Another driver is the price of substitutes, such as natural gas. If natural gas prices remain low, coal is toast. Finally, if utilities continue to retire coal-fired power plants, coal's fate is sealed. Coal plant retirements are accelerating. The total capacity expected to exit is reaching astounding levels.

According to a 2010 report published by EPA Insider, U.S. utilities planned to close approximately 230 coal-fired power units. This amounts to 48,000 megawatts or about 15% of the nation's coal generation capacity.

Today, EIA offers a similar outlook. EIA claims 49,000 megawatts of coal-fired capacity will retire, assuming natural gas prices and assuming the economy remain at or near current conditions. This estimate amounts to roughly 16% of the nation's coal generation capacity.

However, EIA warns that if natural gas prices fall or if the economy slows, the expected retirements jump to approximately 70,000 megawatts. This level is roughly equivalent to 75% of the nation's fleet of nuclear power plants.

These are just estimates. Individual utilities may alter their plans as new information unfolds. Nevertheless, no matter how anyone looks at it, utilities are planning a material shift away from coal and that shift has already started. Here are examples from some of the nation's largest utilities:

Southern Company (SO) plans to retire five coal plants. The total coal capacity exiting Southern's system exceeds 10,000 megawatts. As a reference, Southern's coal retirements are the equivalent of 10 nuclear power plants.

American Electric Power (AEP) plans to retire over 6,600 megawatts and 25 coal power plants. More retirements could follow if their remaining fleet cannot compete in the power markets.

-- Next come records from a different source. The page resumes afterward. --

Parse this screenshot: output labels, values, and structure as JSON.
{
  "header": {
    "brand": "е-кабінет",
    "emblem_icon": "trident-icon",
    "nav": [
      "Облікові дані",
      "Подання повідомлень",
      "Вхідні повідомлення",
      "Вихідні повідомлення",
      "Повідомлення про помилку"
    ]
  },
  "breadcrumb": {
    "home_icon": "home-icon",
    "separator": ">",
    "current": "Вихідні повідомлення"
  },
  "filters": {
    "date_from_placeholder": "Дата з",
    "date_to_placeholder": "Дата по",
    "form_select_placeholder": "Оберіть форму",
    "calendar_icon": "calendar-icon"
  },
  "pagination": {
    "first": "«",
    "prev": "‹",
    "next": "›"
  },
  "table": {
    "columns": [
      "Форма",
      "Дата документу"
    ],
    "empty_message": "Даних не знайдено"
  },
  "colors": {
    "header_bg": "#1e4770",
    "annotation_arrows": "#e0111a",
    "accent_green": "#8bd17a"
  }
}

Duke Energy (DUK) plans to retire 47 coal-fired power plants in four states. This exceeds 6,500 megawatts that will be exiting their market.

Tennessee Valley Authority plans to retire 25 coal plants in three states. The total capacity exiting TVA's system exceeds 4,500 megawatts.

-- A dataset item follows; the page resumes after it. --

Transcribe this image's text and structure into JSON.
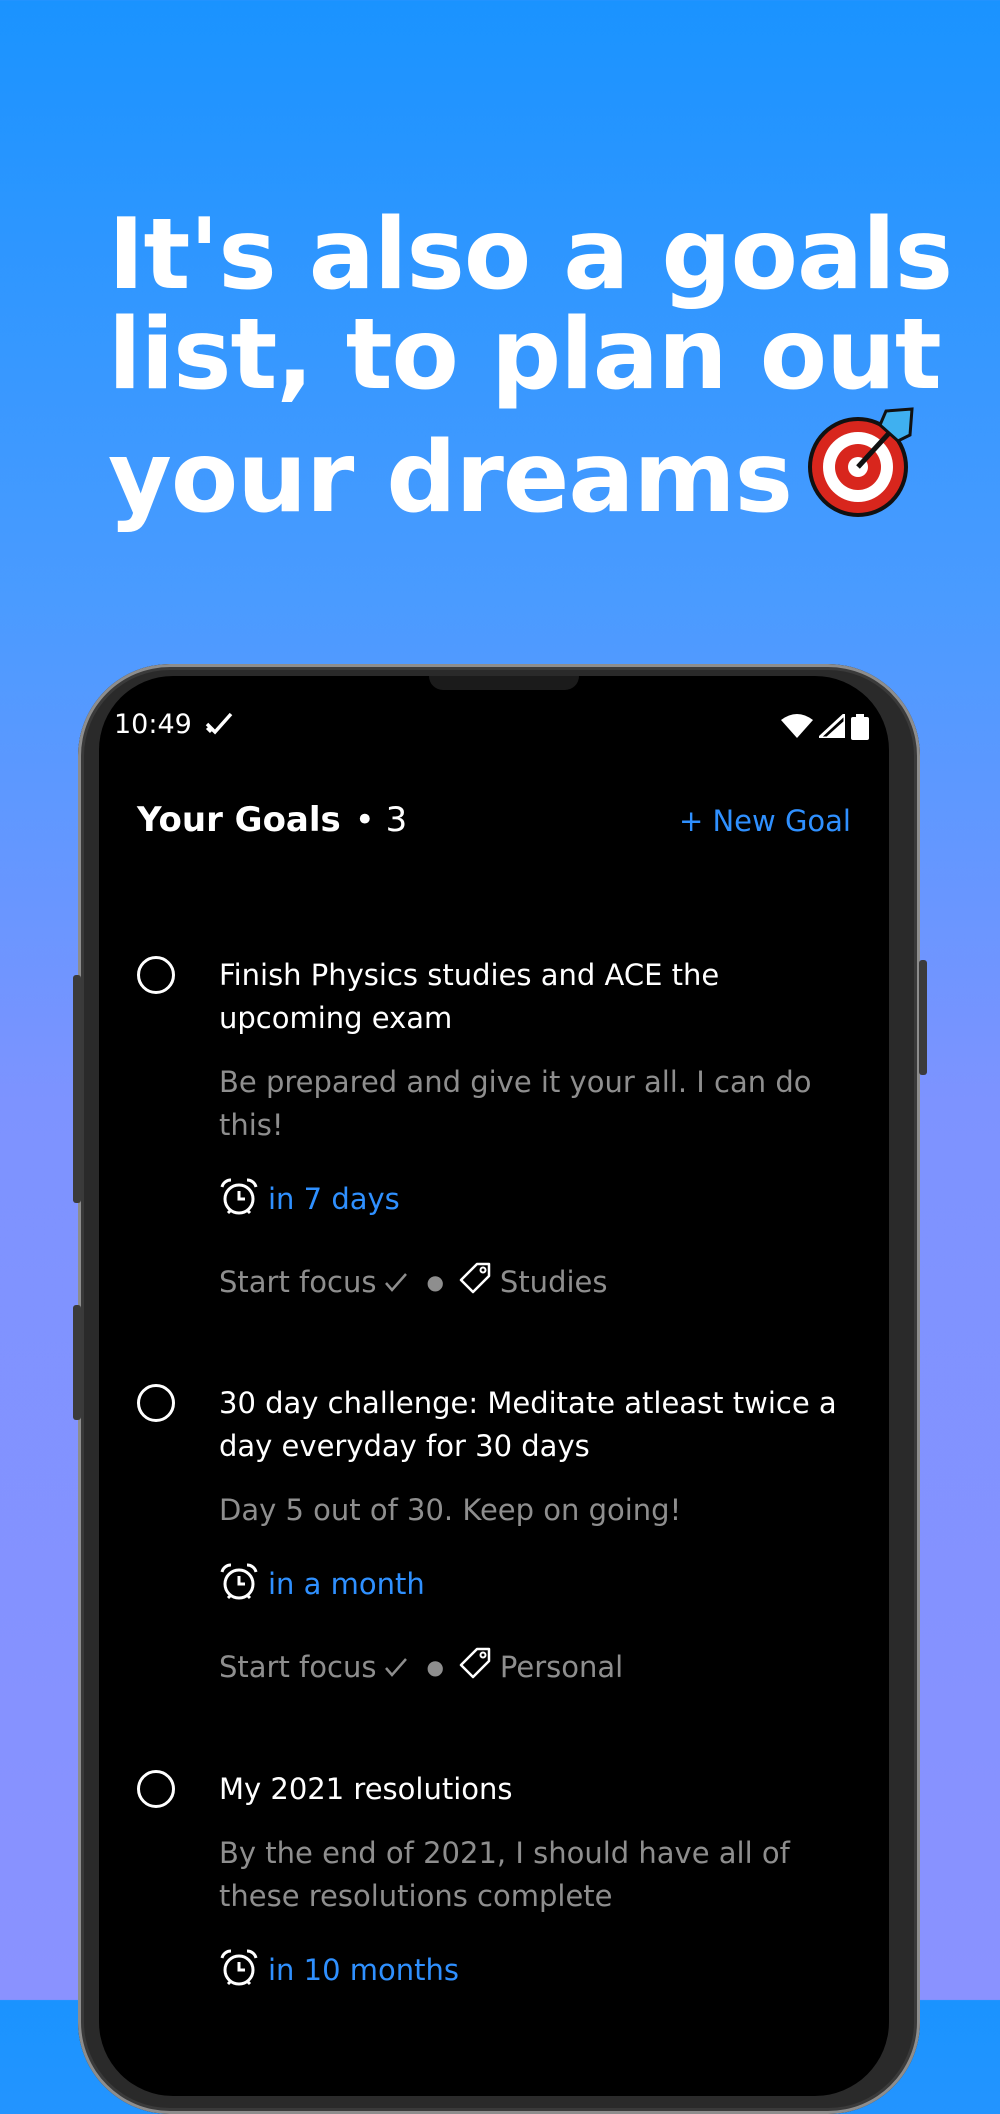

Dominion Resources (D) plans to retire 17 coal plants in three states (one is already retired). The total capacity exiting exceeds 2,500 megawatts.

FirstEnergy (FE) plans to retire 12 coal plants. The total capacity exiting exceeds 2,000 megawatts.

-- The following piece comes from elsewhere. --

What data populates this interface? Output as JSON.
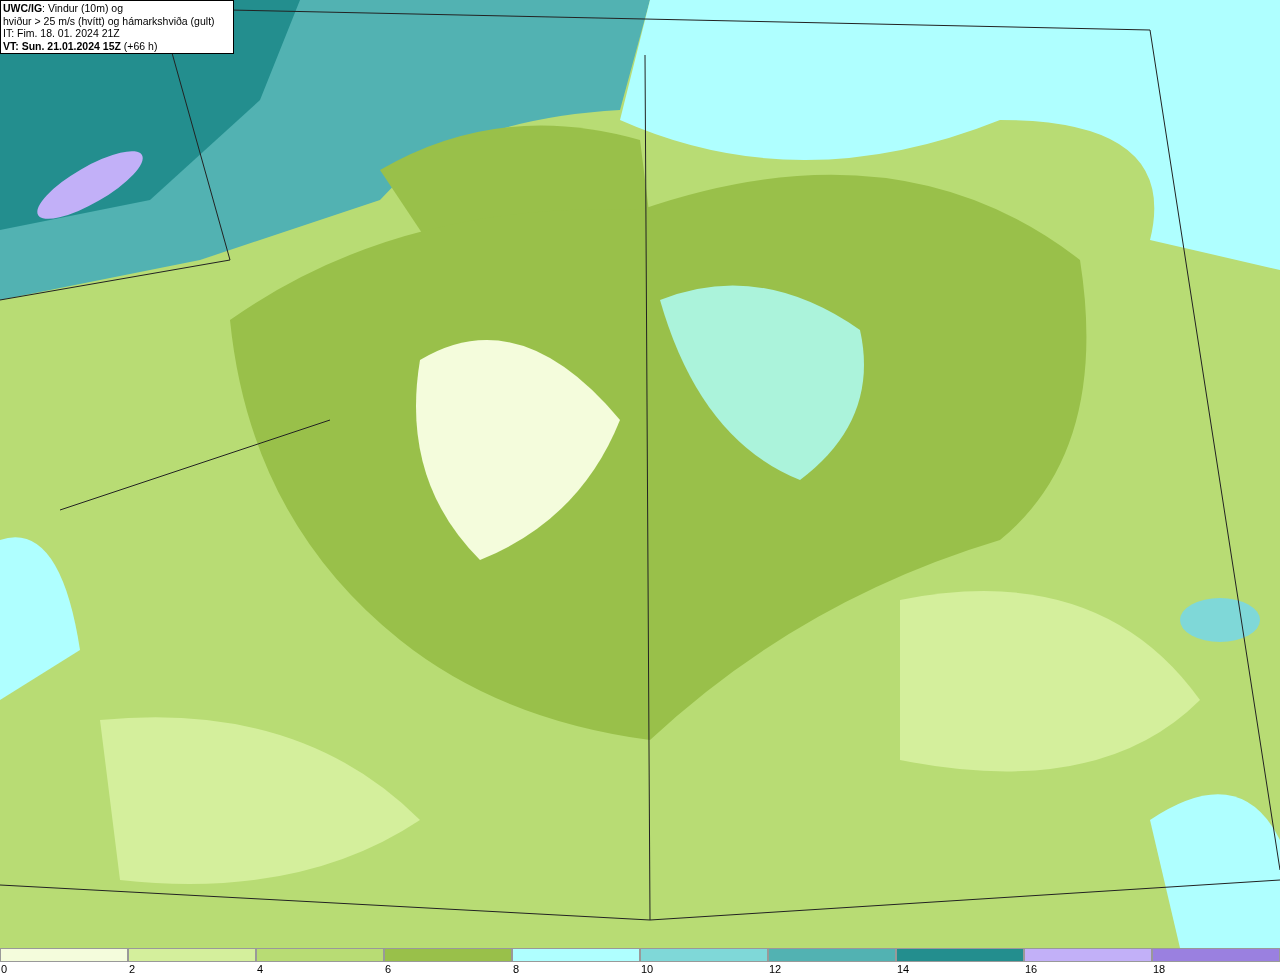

There are more. At least 100 additional coal plants are slated for retirement. At least 50,000 megawatts will no longer be consuming trainloads of coal. Keep in mind that once a coal plant has been retired and decertified, it is very costly to undo. While some utilities are planning about 4,000 megawatts of new coal capacity, new coal plants are almost impossible to build in a way that allows them to compete in the nation's nine power markets.

Given these facts, it is difficult to understand how the article in Barron's could conclude that U.S. utilities will be consuming more coal. It is even more difficult to understand the argument about marginal coalmines.

The article claims low coal prices are causing marginal mines to close. At the same time, it argues that prices will not remain low. Therefore, if demand and prices increase, marginal mines would become profitable and their owners would be motivated to restore production. And consequently, supplies would surge.

Finally, there is China. There is a practical limit as to how many coal plants China can and will build. It turns out that China has already reached the limit in several regions. This explains why China is aggressively building one of the world's largest fleets of nuclear power plants. The country is prioritizing the development of thousands of wind power plants and tens of thousands of solar power producing projects. It is also exploiting newly discovered shale gas. Therefore, forecasts that have China's coal consumption growing forever, particularly with higher priced coal, are neither sustainable nor realistic.

Putting this all together, this story feels like a bear trap. Peabody's 2014 may be an improvement over 2013, but do not expect Peabody's stock to double -- at least not for the reasons offered by Barron's.